Stravinsky’s story underscores a timeless and eternal reality. Only by submitting one’s ego to something beyond itself can the individual fulfill their destiny and experience the riches of the spirit. All great spiritual traditions speak of the moment of transformation when the narrow ways of self-interest are discarded or removed and the individual enters into harmony with the force of Life. Contrast this understanding with the vision offered in most contemporary martial arts movies. There the individual’s ego prevails and wholeness is offered not through humility but through ego-inflation and violence.

Half-hearted effort rarely provides the ingredients for growth. Kokoro’s call for persistent sacrifice and the sublimation of unconscious impulses is essential to any creative effort. Through steadfast obedience to forms and structures originating beyond the human ego, the trainee is humbled. Through humility, the trainee encounters spirit. Through spirit, creative transformation presents itself and order is formed out of chaos. The Diamond Lane of sublimation and sacrifice is the trainee’s true road on this most unreasonable of journeys. Though not well-traveled, it has endured through time and waits for the trainee here, now.
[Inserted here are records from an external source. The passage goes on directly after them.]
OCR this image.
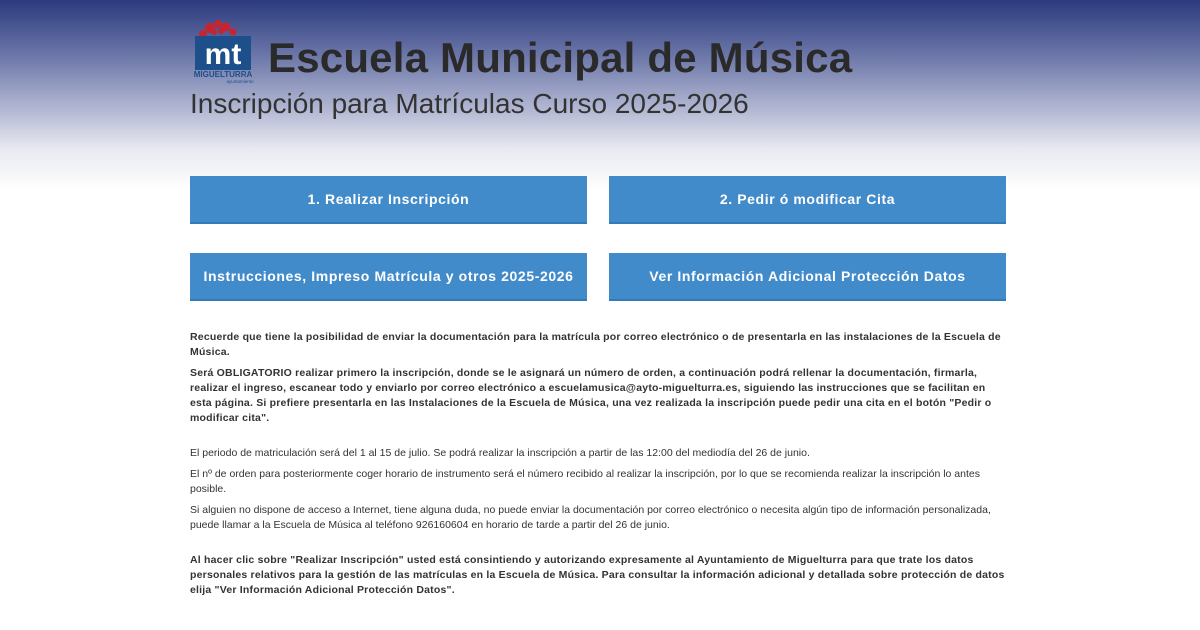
mt
MIGUELTURRA
ayuntamiento
Escuela Municipal de Música
Inscripción para Matrículas Curso 2025-2026
1. Realizar Inscripción	2. Pedir ó modificar Cita
Instrucciones, Impreso Matrícula y otros 2025-2026	Ver Información Adicional Protección Datos

Recuerde que tiene la posibilidad de enviar la documentación para la matrícula por correo electrónico o de presentarla en las instalaciones de la Escuela de Música.

Será OBLIGATORIO realizar primero la inscripción, donde se le asignará un número de orden, a continuación podrá rellenar la documentación, firmarla, realizar el ingreso, escanear todo y enviarlo por correo electrónico a escuelamusica@ayto-miguelturra.es, siguiendo las instrucciones que se facilitan en esta página. Si prefiere presentarla en las Instalaciones de la Escuela de Música, una vez realizada la inscripción puede pedir una cita en el botón "Pedir o modificar cita".

El periodo de matriculación será del 1 al 15 de julio. Se podrá realizar la inscripción a partir de las 12:00 del mediodía del 26 de junio.

El nº de orden para posteriormente coger horario de instrumento será el número recibido al realizar la inscripción, por lo que se recomienda realizar la inscripción lo antes posible.

Si alguien no dispone de acceso a Internet, tiene alguna duda, no puede enviar la documentación por correo electrónico o necesita algún tipo de información personalizada, puede llamar a la Escuela de Música al teléfono 926160604 en horario de tarde a partir del 26 de junio.

Al hacer clic sobre "Realizar Inscripción" usted está consintiendo y autorizando expresamente al Ayuntamiento de Miguelturra para que trate los datos personales relativos para la gestión de las matrículas en la Escuela de Música. Para consultar la información adicional y detallada sobre protección de datos elija "Ver Información Adicional Protección Datos".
Gambatte kudasai! See you in the dojo.

*On the freeways of California the Diamond Lane is reserved for vehicles carrying more than one person and is offered as an option to avoid congested traffic lanes of the solitary drivers. While it appears on its surface that the Diamond Lane is the path of least resistance (less traffic), in fact there is huge resistance to carpooling among the solitary drivers. From this perspective, the bumper-to-bumper traffic in the non-diamond lanes more accurately, and ironically, represents the path of least resistance (the choice most people are most likely to make most of the time). Conversely, the Diamond Lane, which requires sacrifice and compromise with others, the very things we resist the most, represents the journey of unreason.